Resistance to a composition containing an ultraviolet absorber, etc .: 0.5 g / 100 cm ² of cosmetics per unit coating area on the coating surface of each test coating plate (Givenchy DW UV Shield, trade name, manufactured by Parfum Givenchy), SPF50 PA ++ ), Left at 55 ° C. for 4 hours, cooled to room temperature, wiped off the cosmetics on the surface, and evaluated the appearance of the coating film, pencil hardness and adhesion.
The pencil hardness is measured by the same method as described above, and the pencil hardness symbol that is within two ranks down from the hardness symbol obtained in the above-mentioned “pencil hardness:” section is regarded as acceptable.
The evaluation of adhesion was performed in the same manner as the above method. The appearance of the coating film was evaluated according to the following criteria.

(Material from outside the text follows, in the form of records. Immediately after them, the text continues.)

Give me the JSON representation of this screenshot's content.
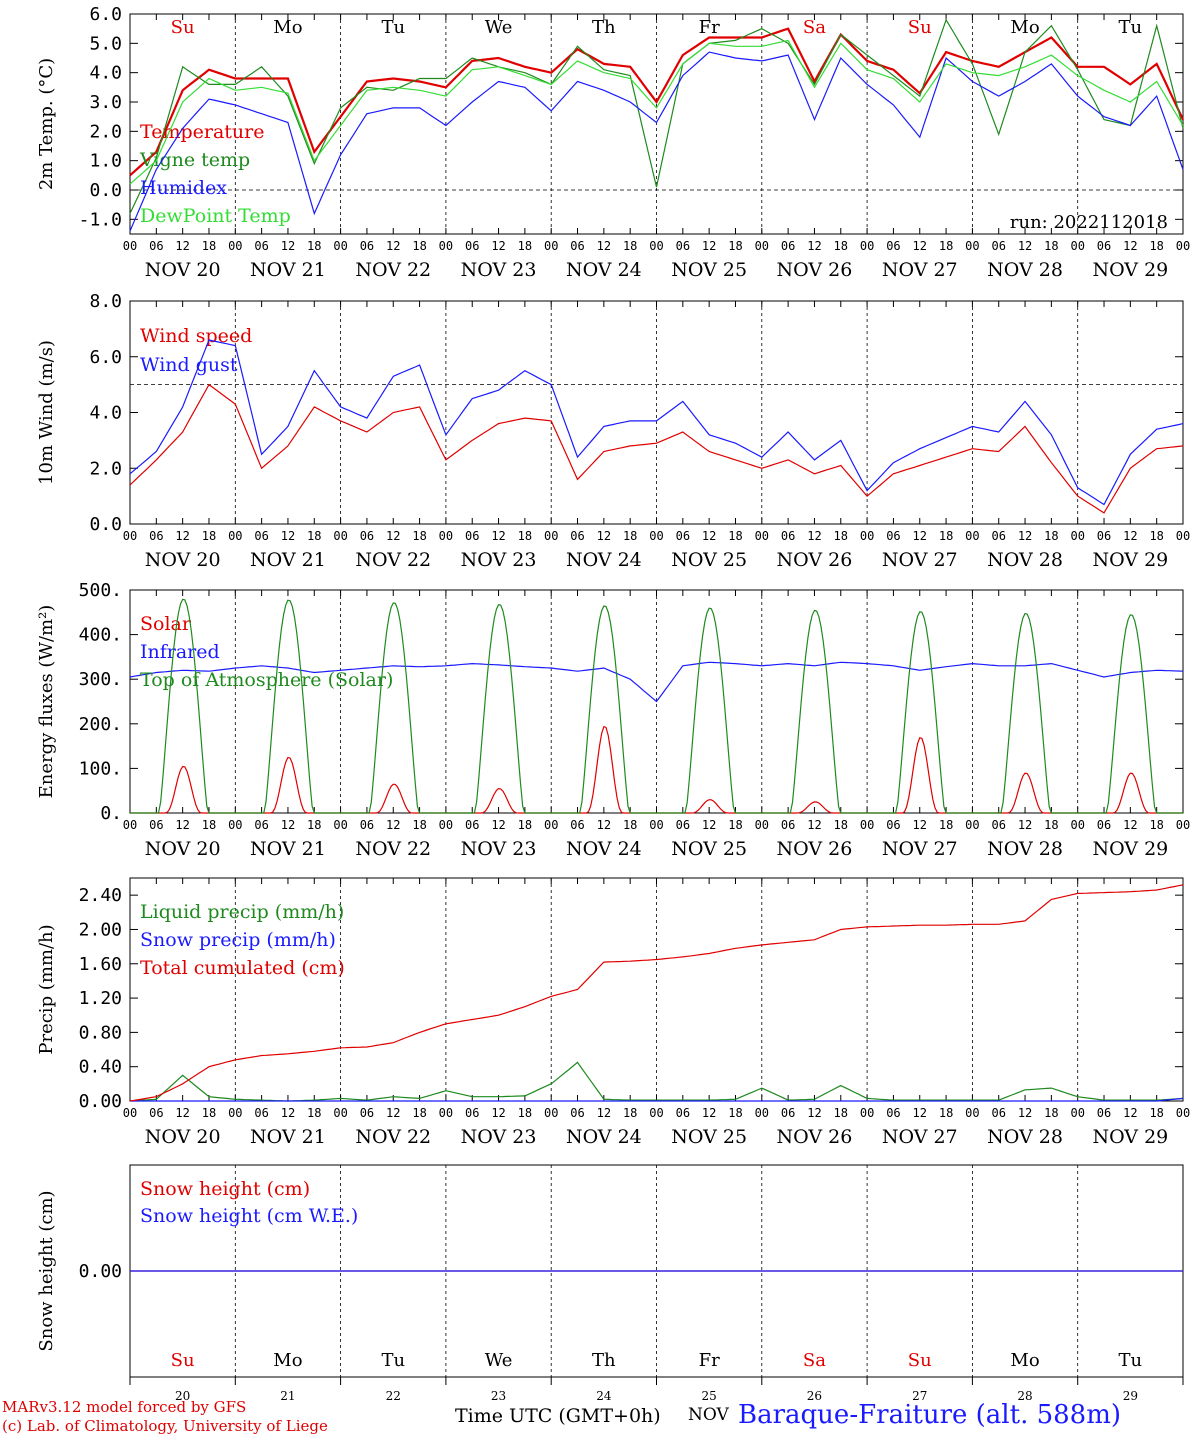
{
  "footer": {
    "model_line1": "MARv3.12 model forced by GFS",
    "model_line2": "(c) Lab. of Climatology, University of Liege",
    "time_label": "Time UTC (GMT+0h)",
    "month_label": "NOV",
    "station": "Baraque-Fraiture (alt. 588m)"
  },
  "days": [
    "NOV 20",
    "NOV 21",
    "NOV 22",
    "NOV 23",
    "NOV 24",
    "NOV 25",
    "NOV 26",
    "NOV 27",
    "NOV 28",
    "NOV 29"
  ],
  "day_numbers": [
    "20",
    "21",
    "22",
    "23",
    "24",
    "25",
    "26",
    "27",
    "28",
    "29"
  ],
  "weekdays": [
    "Su",
    "Mo",
    "Tu",
    "We",
    "Th",
    "Fr",
    "Sa",
    "Su",
    "Mo",
    "Tu"
  ],
  "weekday_colors": [
    "#e00000",
    "#000000",
    "#000000",
    "#000000",
    "#000000",
    "#000000",
    "#e00000",
    "#e00000",
    "#000000",
    "#000000"
  ],
  "hour_ticks": [
    "00",
    "06",
    "12",
    "18"
  ],
  "chart_data": [
    {
      "type": "line",
      "ylabel": "2m Temp. (°C)",
      "ylim": [
        -1.5,
        6.0
      ],
      "yticks": [
        "-1.0",
        "0.0",
        "1.0",
        "2.0",
        "3.0",
        "4.0",
        "5.0",
        "6.0"
      ],
      "dashed_y": 0.0,
      "run_label": "run: 2022112018",
      "x_hours": [
        0,
        6,
        12,
        18,
        24,
        30,
        36,
        42,
        48,
        54,
        60,
        66,
        72,
        78,
        84,
        90,
        96,
        102,
        108,
        114,
        120,
        126,
        132,
        138,
        144,
        150,
        156,
        162,
        168,
        174,
        180,
        186,
        192,
        198,
        204,
        210,
        216,
        222,
        228,
        234,
        240
      ],
      "series": [
        {
          "name": "Temperature",
          "color": "#e00000",
          "values": [
            0.5,
            1.3,
            3.4,
            4.1,
            3.8,
            3.8,
            3.8,
            1.3,
            2.5,
            3.7,
            3.8,
            3.7,
            3.5,
            4.4,
            4.5,
            4.2,
            4.0,
            4.8,
            4.3,
            4.2,
            3.0,
            4.6,
            5.2,
            5.2,
            5.2,
            5.5,
            3.7,
            5.3,
            4.4,
            4.1,
            3.3,
            4.7,
            4.4,
            4.2,
            4.7,
            5.2,
            4.2,
            4.2,
            3.6,
            4.3,
            2.4
          ]
        },
        {
          "name": "Vigne temp",
          "color": "#1e8a1e",
          "values": [
            -0.8,
            1.1,
            4.2,
            3.6,
            3.6,
            4.2,
            3.2,
            0.9,
            2.8,
            3.5,
            3.4,
            3.8,
            3.8,
            4.5,
            4.2,
            4.0,
            3.6,
            4.9,
            4.1,
            3.9,
            0.1,
            4.3,
            5.0,
            5.1,
            5.5,
            5.0,
            3.6,
            5.3,
            4.6,
            3.9,
            3.2,
            5.8,
            4.3,
            1.9,
            4.7,
            5.6,
            4.1,
            2.4,
            2.2,
            5.6,
            2.1
          ]
        },
        {
          "name": "Humidex",
          "color": "#1a1aff",
          "values": [
            -1.4,
            0.7,
            2.1,
            3.1,
            2.9,
            2.6,
            2.3,
            -0.8,
            1.2,
            2.6,
            2.8,
            2.8,
            2.2,
            3.0,
            3.7,
            3.5,
            2.7,
            3.7,
            3.4,
            3.0,
            2.3,
            3.9,
            4.7,
            4.5,
            4.4,
            4.6,
            2.4,
            4.5,
            3.6,
            2.9,
            1.8,
            4.5,
            3.7,
            3.2,
            3.7,
            4.3,
            3.2,
            2.5,
            2.2,
            3.2,
            0.7
          ]
        },
        {
          "name": "DewPoint Temp",
          "color": "#33dd33",
          "values": [
            0.2,
            1.0,
            3.0,
            3.8,
            3.4,
            3.5,
            3.3,
            1.0,
            2.2,
            3.4,
            3.5,
            3.4,
            3.2,
            4.1,
            4.2,
            3.9,
            3.6,
            4.4,
            4.0,
            3.8,
            2.8,
            4.3,
            5.0,
            4.9,
            4.9,
            5.1,
            3.5,
            5.0,
            4.1,
            3.8,
            3.0,
            4.3,
            4.0,
            3.9,
            4.2,
            4.6,
            3.9,
            3.4,
            3.0,
            3.7,
            2.2
          ]
        }
      ]
    },
    {
      "type": "line",
      "ylabel": "10m Wind (m/s)",
      "ylim": [
        0,
        8.0
      ],
      "yticks": [
        "0.0",
        "2.0",
        "4.0",
        "6.0",
        "8.0"
      ],
      "dashed_y": 5.0,
      "x_hours": [
        0,
        6,
        12,
        18,
        24,
        30,
        36,
        42,
        48,
        54,
        60,
        66,
        72,
        78,
        84,
        90,
        96,
        102,
        108,
        114,
        120,
        126,
        132,
        138,
        144,
        150,
        156,
        162,
        168,
        174,
        180,
        186,
        192,
        198,
        204,
        210,
        216,
        222,
        228,
        234,
        240
      ],
      "series": [
        {
          "name": "Wind speed",
          "color": "#e00000",
          "values": [
            1.4,
            2.3,
            3.3,
            5.0,
            4.3,
            2.0,
            2.8,
            4.2,
            3.7,
            3.3,
            4.0,
            4.2,
            2.3,
            3.0,
            3.6,
            3.8,
            3.7,
            1.6,
            2.6,
            2.8,
            2.9,
            3.3,
            2.6,
            2.3,
            2.0,
            2.3,
            1.8,
            2.1,
            1.0,
            1.8,
            2.1,
            2.4,
            2.7,
            2.6,
            3.5,
            2.2,
            1.0,
            0.4,
            2.0,
            2.7,
            2.8
          ]
        },
        {
          "name": "Wind gust",
          "color": "#1a1aff",
          "values": [
            1.8,
            2.6,
            4.2,
            6.6,
            6.4,
            2.5,
            3.5,
            5.5,
            4.2,
            3.8,
            5.3,
            5.7,
            3.2,
            4.5,
            4.8,
            5.5,
            5.0,
            2.4,
            3.5,
            3.7,
            3.7,
            4.4,
            3.2,
            2.9,
            2.4,
            3.3,
            2.3,
            3.0,
            1.2,
            2.2,
            2.7,
            3.1,
            3.5,
            3.3,
            4.4,
            3.2,
            1.3,
            0.7,
            2.5,
            3.4,
            3.6
          ]
        }
      ]
    },
    {
      "type": "line",
      "ylabel": "Energy fluxes (W/m²)",
      "ylim": [
        0,
        500
      ],
      "yticks": [
        "0.",
        "100.",
        "200.",
        "300.",
        "400.",
        "500."
      ],
      "x_hours": [
        0,
        6,
        12,
        18,
        24,
        30,
        36,
        42,
        48,
        54,
        60,
        66,
        72,
        78,
        84,
        90,
        96,
        102,
        108,
        114,
        120,
        126,
        132,
        138,
        144,
        150,
        156,
        162,
        168,
        174,
        180,
        186,
        192,
        198,
        204,
        210,
        216,
        222,
        228,
        234,
        240
      ],
      "series": [
        {
          "name": "Solar",
          "color": "#e00000",
          "peaks": [
            105,
            125,
            65,
            55,
            195,
            30,
            25,
            170,
            90,
            90
          ]
        },
        {
          "name": "Infrared",
          "color": "#1a1aff",
          "values": [
            305,
            315,
            320,
            318,
            325,
            330,
            325,
            315,
            320,
            325,
            330,
            328,
            330,
            335,
            332,
            328,
            325,
            318,
            325,
            300,
            250,
            330,
            338,
            335,
            330,
            335,
            330,
            338,
            335,
            330,
            320,
            328,
            335,
            330,
            330,
            335,
            320,
            305,
            315,
            320,
            318
          ]
        },
        {
          "name": "Top of Atmosphere (Solar)",
          "color": "#1e8a1e",
          "peaks": [
            480,
            478,
            472,
            468,
            465,
            460,
            455,
            452,
            448,
            445
          ]
        }
      ]
    },
    {
      "type": "line",
      "ylabel": "Precip (mm/h)",
      "ylim": [
        0,
        2.6
      ],
      "yticks": [
        "0.00",
        "0.40",
        "0.80",
        "1.20",
        "1.60",
        "2.00",
        "2.40"
      ],
      "x_hours": [
        0,
        6,
        12,
        18,
        24,
        30,
        36,
        42,
        48,
        54,
        60,
        66,
        72,
        78,
        84,
        90,
        96,
        102,
        108,
        114,
        120,
        126,
        132,
        138,
        144,
        150,
        156,
        162,
        168,
        174,
        180,
        186,
        192,
        198,
        204,
        210,
        216,
        222,
        228,
        234,
        240
      ],
      "series": [
        {
          "name": "Liquid precip (mm/h)",
          "color": "#1e8a1e",
          "values": [
            0,
            0.02,
            0.3,
            0.05,
            0.02,
            0.01,
            0,
            0.01,
            0.03,
            0.01,
            0.05,
            0.03,
            0.12,
            0.05,
            0.05,
            0.06,
            0.2,
            0.45,
            0.02,
            0.01,
            0.01,
            0.01,
            0.01,
            0.02,
            0.15,
            0.01,
            0.02,
            0.18,
            0.03,
            0.01,
            0.01,
            0.01,
            0.01,
            0.01,
            0.13,
            0.15,
            0.05,
            0.01,
            0.01,
            0.01,
            0.03
          ]
        },
        {
          "name": "Snow precip (mm/h)",
          "color": "#1a1aff",
          "values": [
            0,
            0,
            0,
            0,
            0,
            0,
            0,
            0,
            0,
            0,
            0,
            0,
            0,
            0,
            0,
            0,
            0,
            0,
            0,
            0,
            0,
            0,
            0,
            0,
            0,
            0,
            0,
            0,
            0,
            0,
            0,
            0,
            0,
            0,
            0,
            0,
            0,
            0,
            0,
            0,
            0.03
          ]
        },
        {
          "name": "Total cumulated (cm)",
          "color": "#e00000",
          "values": [
            0,
            0.05,
            0.2,
            0.4,
            0.48,
            0.53,
            0.55,
            0.58,
            0.62,
            0.63,
            0.68,
            0.8,
            0.9,
            0.95,
            1.0,
            1.1,
            1.22,
            1.3,
            1.62,
            1.63,
            1.65,
            1.68,
            1.72,
            1.78,
            1.82,
            1.85,
            1.88,
            2.0,
            2.03,
            2.04,
            2.05,
            2.05,
            2.06,
            2.06,
            2.1,
            2.35,
            2.42,
            2.43,
            2.44,
            2.46,
            2.52
          ]
        }
      ]
    },
    {
      "type": "line",
      "ylabel": "Snow height (cm)",
      "yticks": [
        "0.00"
      ],
      "series": [
        {
          "name": "Snow height (cm)",
          "color": "#e00000",
          "values": [
            0,
            0
          ]
        },
        {
          "name": "Snow height (cm W.E.)",
          "color": "#1a1aff",
          "values": [
            0,
            0
          ]
        }
      ]
    }
  ]
}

○: No abnormality ×: Smudge, discoloration, marks, peeling occurred

Although the present invention has been described in detail and with reference to specific embodiments, it will be apparent to those skilled in the art that various changes and modifications can be made without departing from the spirit and scope of the invention. This application is based on a Japanese patent application filed on September 9, 2013 (Japanese Patent Application No. 2013-186025), the contents of which are incorporated herein by reference.

Claims (5)

1. A coating composition comprising a main agent containing a hydroxyl group-containing acrylic resin (A) and a hydroxyl group-containing polyester resin (B), and a curing agent containing a polyisocyanate compound (C),
   The hydroxyl group-containing acrylic resin (A) has a hydroxyl value of 100 to 200 mgKOH / g and a glass transition temperature of less than −20 ° C.
   Based on the total amount of polymerizable unsaturated monomers (a1) to (a3),
   Methyl methacrylate (a1) 15 to 35% by mass,
   5-30% by mass of polymerizable unsaturated monomer (a2) having a hydroxyalkyl group having 4 to 9 carbon atoms, and 35-80% by mass of other polymerizable unsaturated monomer (a3)

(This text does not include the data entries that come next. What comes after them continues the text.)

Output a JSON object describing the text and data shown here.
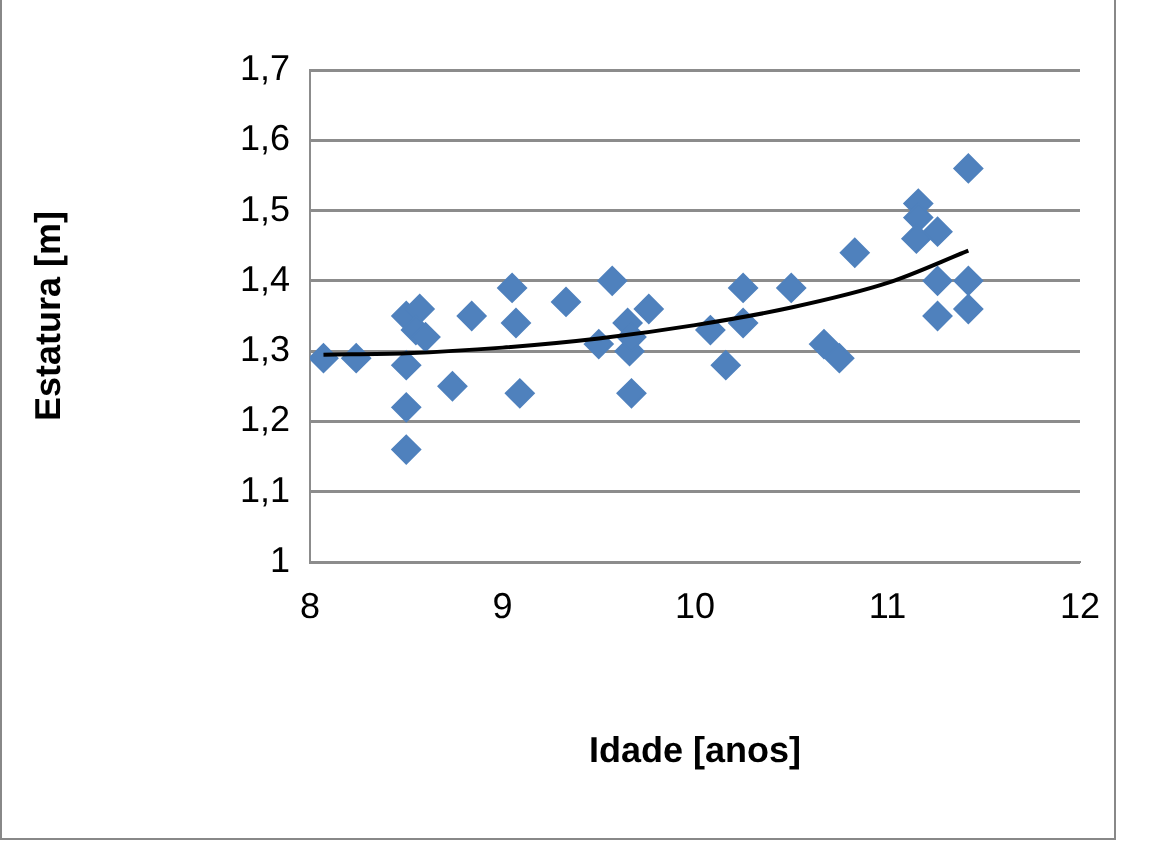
{
  "chart_data": {
    "type": "scatter",
    "xlabel": "Idade [anos]",
    "ylabel": "Estatura [m]",
    "xlim": [
      8,
      12
    ],
    "xticks": [
      8,
      9,
      10,
      11,
      12
    ],
    "ylim": [
      1,
      1.7
    ],
    "yticks": [
      1,
      {
        "value": 1.1,
        "label": "1,1"
      },
      {
        "value": 1.2,
        "label": "1,2"
      },
      {
        "value": 1.3,
        "label": "1,3"
      },
      {
        "value": 1.4,
        "label": "1,4"
      },
      {
        "value": 1.5,
        "label": "1,5"
      },
      {
        "value": 1.6,
        "label": "1,6"
      },
      {
        "value": 1.7,
        "label": "1,7"
      }
    ],
    "grid": "y",
    "legend": false,
    "marker": "diamond",
    "series": [
      {
        "color": "#4f81bd",
        "x": [
          8.07,
          8.24,
          8.5,
          8.57,
          8.55,
          8.6,
          8.5,
          8.5,
          8.5,
          8.74,
          8.84,
          9.05,
          9.07,
          9.09,
          9.33,
          9.5,
          9.57,
          9.65,
          9.66,
          9.67,
          9.67,
          9.76,
          10.08,
          10.16,
          10.25,
          10.25,
          10.5,
          10.67,
          10.75,
          10.83,
          11.16,
          11.16,
          11.15,
          11.26,
          11.26,
          11.26,
          11.42,
          11.42,
          11.42
        ],
        "values": [
          1.29,
          1.29,
          1.35,
          1.36,
          1.33,
          1.32,
          1.28,
          1.22,
          1.16,
          1.25,
          1.35,
          1.39,
          1.34,
          1.24,
          1.37,
          1.31,
          1.4,
          1.34,
          1.3,
          1.32,
          1.24,
          1.36,
          1.33,
          1.28,
          1.39,
          1.34,
          1.39,
          1.31,
          1.29,
          1.44,
          1.51,
          1.49,
          1.46,
          1.47,
          1.4,
          1.35,
          1.56,
          1.4,
          1.36
        ]
      },
      {
        "type": "line",
        "color": "#000000",
        "marker": "none",
        "x": [
          8.07,
          8.5,
          9,
          9.5,
          10,
          10.5,
          11,
          11.42
        ],
        "values": [
          1.295,
          1.297,
          1.305,
          1.318,
          1.337,
          1.362,
          1.397,
          1.443
        ]
      }
    ]
  }
}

   Is a hydroxyl group-containing acrylic resin obtained by reacting
   Polyhydric alcohol and polybasic acid having a hydroxyl value of 50 to 200 mg KOH / g and a number average molecular weight of 2,000 to 20,000 and containing a cyclic polyol compound (b1) having a nurate structure A hydroxyl group-containing polyester resin obtained by reaction with
   The polyisocyanate compound (C) is at least one selected from the group consisting of a biuret group-containing polyisocyanate compound and an allophanate group-containing polyisocyanate compound;
   A coating composition having a glass transition temperature of 20 to 60 ° C. of the obtained coating film.
2. The coating composition according to claim 1, comprising 10 to 80 parts by mass of the hydroxyl group-containing acrylic resin (A) and 20 to 90 parts by mass of the hydroxyl group-containing polyester resin (B) based on the resin solid content in the main agent.

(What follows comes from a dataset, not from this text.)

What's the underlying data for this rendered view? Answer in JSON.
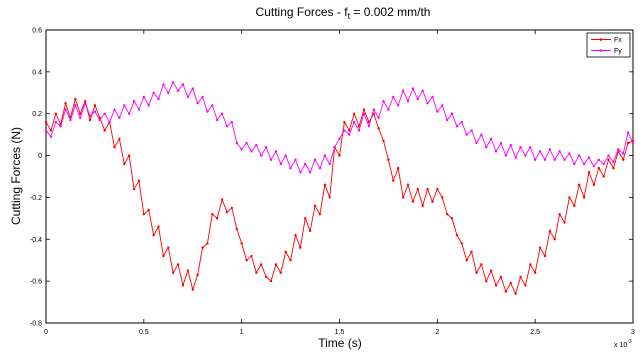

3. The coating composition according to claim 1 or 2, wherein the obtained coating film has a molecular weight between crosslinks of 300 to 1,000.
4. 4. A method of applying a coating composition according to any one of claims 1 to 3 to a plastic substrate.
5. A coated article obtained by coating the plastic substrate with the coating composition according to any one of claims 1 to 3.